Et notre Allemand, qu'on eût pu prendre pour un fou, allongeait les bras devant lui, comme pour saisir un corps, car, par un effet étrange d'optique, la distance qui le séparait d'Arsène disparaissait par moments, et il lui semblait sentir l'haleine de la danseuse sur son front, et entendre la brûlante respiration de cette poitrine, dont les seins, à moitié nus, se soulevaient comme sous une étreinte de plaisir. Hoffmann en était à cet état d'exaltation où l'on croit respirer du feu, et où l'on craint que les sens ne fassent éclater le corps.

—Assez! assez! disait-il.

Mais la danse continuait, et l'hallucination était telle, que, confondant ses deux impressions les plus fortes de la journée, l'esprit d'Hoffmann mêlait à cette scène le souvenir de la place de la Révolution, et que tantôt il croyait voir madame Du Barry, pâle et la tête tranchée, danser à la place d'Arsène, et tantôt Arsène arriver en dansant jusqu'au pied de la guillotine et jusqu'aux mains du bourreau.
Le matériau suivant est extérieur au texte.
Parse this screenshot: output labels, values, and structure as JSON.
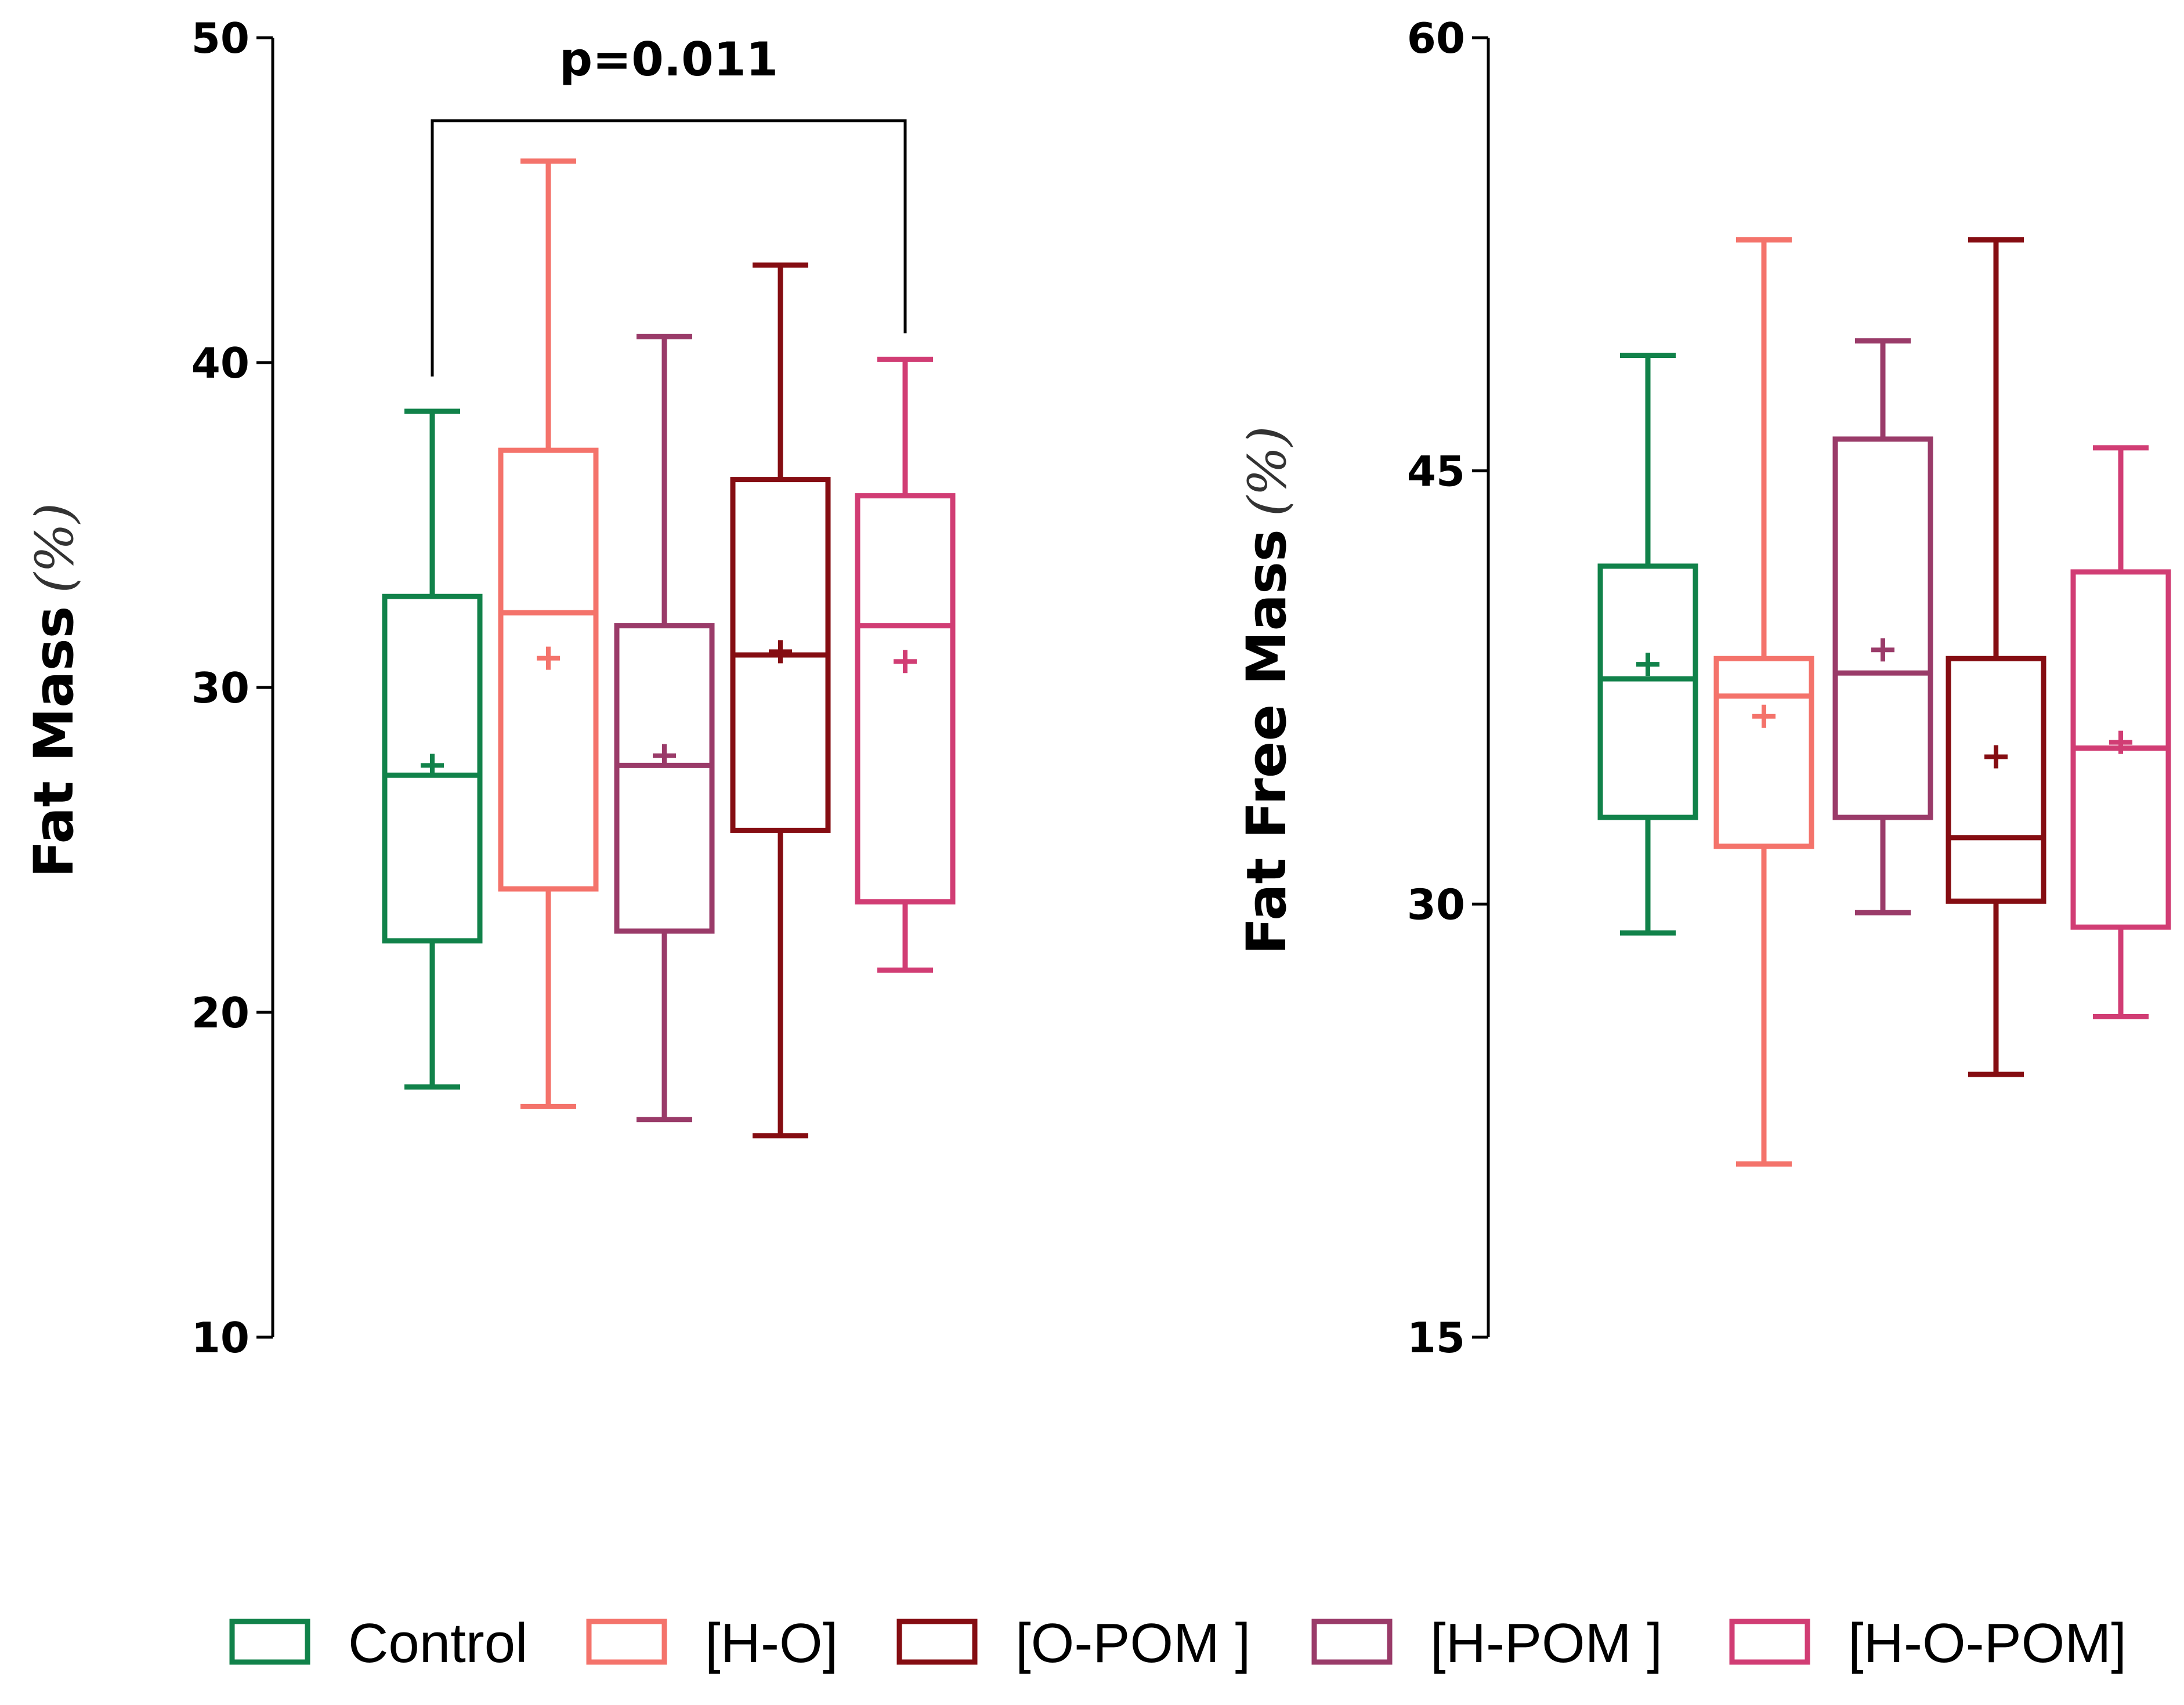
{
  "legend": [
    {
      "label": "Control",
      "color": "#11824a"
    },
    {
      "label": "[H-O]",
      "color": "#f4736b"
    },
    {
      "label": "[O-POM ]",
      "color": "#850d12"
    },
    {
      "label": "[H-POM ]",
      "color": "#9a3b69"
    },
    {
      "label": "[H-O-POM]",
      "color": "#d13d74"
    }
  ],
  "chart_data": [
    {
      "type": "box",
      "title": "",
      "ylabel": "Fat Mass",
      "yunit": "(%)",
      "ylim": [
        10,
        50
      ],
      "yticks": [
        10,
        20,
        30,
        40,
        50
      ],
      "ytick_labels": [
        "10",
        "20",
        "30",
        "40",
        "50"
      ],
      "groups": [
        {
          "name": "Control",
          "color": "#11824a",
          "min": 17.7,
          "q1": 22.2,
          "median": 27.3,
          "q3": 32.8,
          "max": 38.5,
          "mean": 27.6
        },
        {
          "name": "[H-O]",
          "color": "#f4736b",
          "min": 17.1,
          "q1": 23.8,
          "median": 32.3,
          "q3": 37.3,
          "max": 46.2,
          "mean": 30.9
        },
        {
          "name": "[H-POM ]",
          "color": "#9a3b69",
          "min": 16.7,
          "q1": 22.5,
          "median": 27.6,
          "q3": 31.9,
          "max": 40.8,
          "mean": 27.9
        },
        {
          "name": "[O-POM ]",
          "color": "#850d12",
          "min": 16.2,
          "q1": 25.6,
          "median": 31.0,
          "q3": 36.4,
          "max": 43.0,
          "mean": 31.1
        },
        {
          "name": "[H-O-POM]",
          "color": "#d13d74",
          "min": 21.3,
          "q1": 23.4,
          "median": 31.9,
          "q3": 35.9,
          "max": 40.1,
          "mean": 30.8
        }
      ],
      "annotation": {
        "text": "p=0.011",
        "from_group": 0,
        "to_group": 4
      }
    },
    {
      "type": "box",
      "title": "",
      "ylabel": "Fat Free Mass",
      "yunit": "(%)",
      "ylim": [
        15,
        60
      ],
      "yticks": [
        15,
        30,
        45,
        60
      ],
      "ytick_labels": [
        "15",
        "30",
        "45",
        "60"
      ],
      "groups": [
        {
          "name": "Control",
          "color": "#11824a",
          "min": 29.0,
          "q1": 33.0,
          "median": 37.8,
          "q3": 41.7,
          "max": 49.0,
          "mean": 38.3
        },
        {
          "name": "[H-O]",
          "color": "#f4736b",
          "min": 21.0,
          "q1": 32.0,
          "median": 37.2,
          "q3": 38.5,
          "max": 53.0,
          "mean": 36.5
        },
        {
          "name": "[H-POM ]",
          "color": "#9a3b69",
          "min": 29.7,
          "q1": 33.0,
          "median": 38.0,
          "q3": 46.1,
          "max": 49.5,
          "mean": 38.8
        },
        {
          "name": "[O-POM ]",
          "color": "#850d12",
          "min": 24.1,
          "q1": 30.1,
          "median": 32.3,
          "q3": 38.5,
          "max": 53.0,
          "mean": 35.1
        },
        {
          "name": "[H-O-POM]",
          "color": "#d13d74",
          "min": 26.1,
          "q1": 29.2,
          "median": 35.4,
          "q3": 41.5,
          "max": 45.8,
          "mean": 35.6
        }
      ]
    }
  ]
}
Il se faisait dans l'imagination exaltée du jeune homme un mélange de fleurs et de sang, de danse et d'agonie, de vie et de mort.

Mais ce qui dominait tout cela, c'était l'attraction électrique qui le poussait vers cette femme. Chaque fois que ces deux jambes fines passaient devant ses yeux, chaque fois que cette jupe transparente se soulevait un peu plus, un frémissement parcourait tout son être, sa lèvre devenait sèche, son haleine brûlante, et le désir entrait en lui comme il entre dans un homme de vingt ans.